The reality of Boundaries was dictated in part by a budget four times as large as it was for Sarah Prefers to Run and Robichaud's choice to cast VanCamp. Of the $4.2-million dollars she now had to play with, Robichaud wasn't sure if it changed anything "because my job is still the same. But I had the chance now to film in 35mm and to shoot in locations like Fogo Island." Despite the commonplace use of digital, Robichaud waxes poetic on the virtues of film. "It feels so magical shooting in film. Each day is really important because each day costs something, so everything is focused and detailed. The film is about this island that is sort of stuck in the past and wants to enter modernity … we had to shoot in film to get a sense of nostalgia."

VanCamp also speaks of Boundaries in terms of magic and the delicate alchemy that brought the project to life. "Everything just worked out, and I can't believe it, but I almost didn't do the movie because I was scared of the French," she confesses. Both actor and director insist that the other's command of language is stronger – each admitting their first few meetings were tentative because of their different mother tongues – but VanCamp says that Robichaud "was the brave one. She spoke to me in English first and then after our first conversation I said, 'The next time we speak I'm going to try to speak only in French.'" Originally from the English-speaking community of Port Perry, Ont., VanCamp was a French immersion student and describes her perfectionism as the blessing and curse that helped her revive her slumbering French. "When something scares you, it's a sign that you should probably do it, especially in this profession," she says.

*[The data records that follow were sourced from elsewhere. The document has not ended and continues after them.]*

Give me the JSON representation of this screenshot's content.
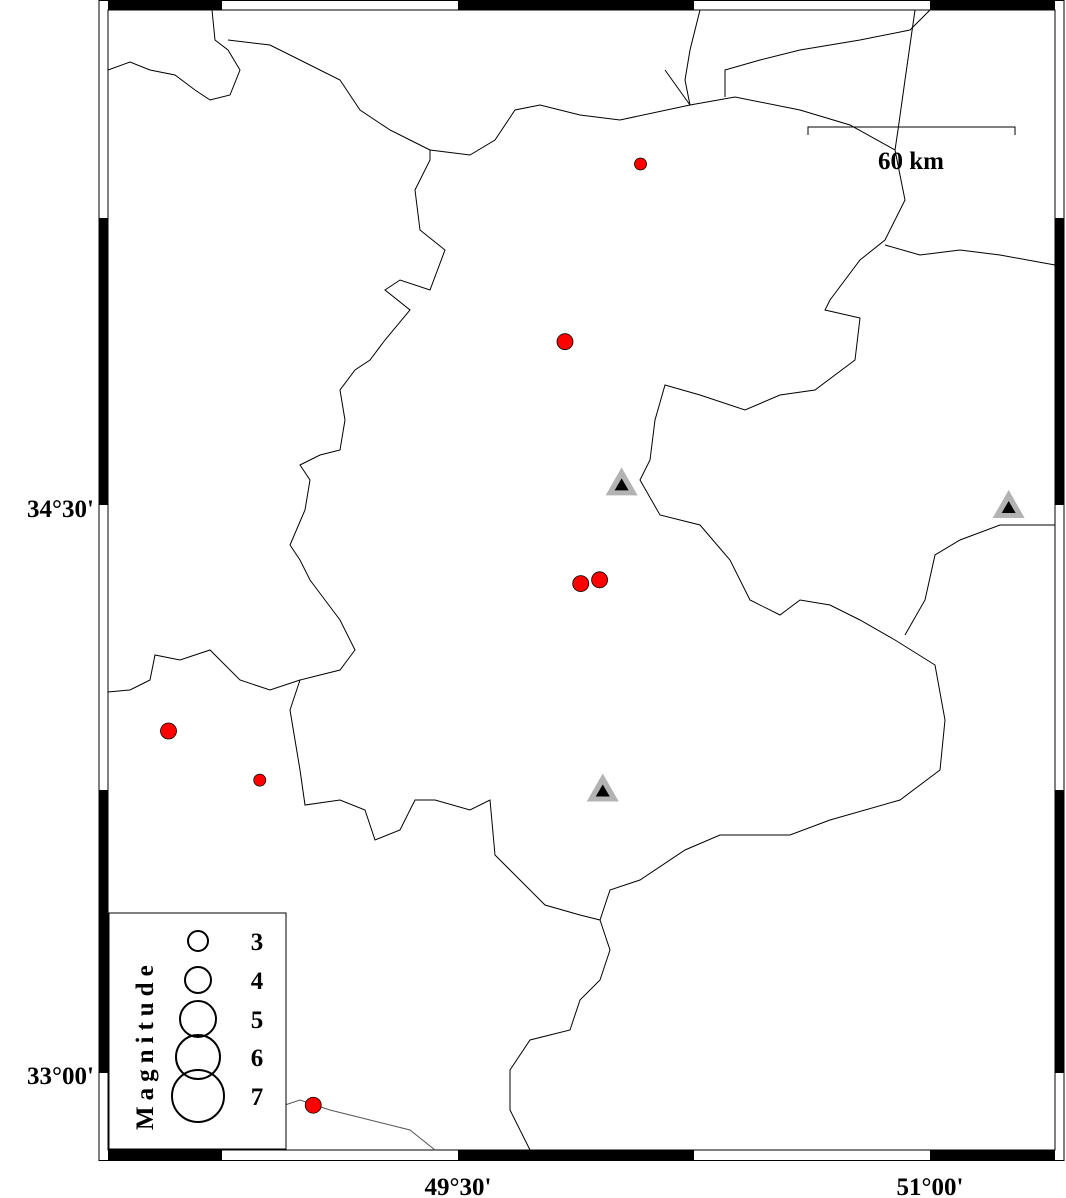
{
  "map": {
    "region": {
      "lon_min": 48.5,
      "lon_max": 51.5,
      "lat_min": 32.8,
      "lat_max": 35.8
    },
    "axis_labels": {
      "left": [
        "34°30'",
        "33°00'"
      ],
      "bottom": [
        "49°30'",
        "51°00'"
      ]
    },
    "scale_bar": {
      "label": "60 km"
    },
    "legend": {
      "title": "Magnitude",
      "entries": [
        "3",
        "4",
        "5",
        "6",
        "7"
      ]
    },
    "colors": {
      "event": "#ff0000",
      "station_outer": "#b3b3b3",
      "station_inner": "#000000",
      "border": "#000000"
    },
    "events": [
      {
        "lon": 50.08,
        "lat": 35.41,
        "mag": 3
      },
      {
        "lon": 49.84,
        "lat": 34.94,
        "mag": 4
      },
      {
        "lon": 49.89,
        "lat": 34.3,
        "mag": 4
      },
      {
        "lon": 49.95,
        "lat": 34.31,
        "mag": 4
      },
      {
        "lon": 48.58,
        "lat": 33.91,
        "mag": 4
      },
      {
        "lon": 48.87,
        "lat": 33.78,
        "mag": 3
      },
      {
        "lon": 49.04,
        "lat": 32.92,
        "mag": 4
      }
    ],
    "stations": [
      {
        "lon": 50.02,
        "lat": 34.56
      },
      {
        "lon": 51.25,
        "lat": 34.5
      },
      {
        "lon": 49.96,
        "lat": 33.75
      }
    ]
  }
}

Along these lines, I ask Robichaud if she would ever consider making a feature film in English – and she answers with a diplomacy that her own character Emily could admire. "Actually, yes, I have a project in mind, a feature. I don't know if it will be in the U.S. or where. It's something I want to do, but still my home is Montreal and I am French Canadian and I will always make French films," she says. "But for me, I don't think there are boundaries in a way, I just want to reach as many people as possible and to tell stories in every possible way."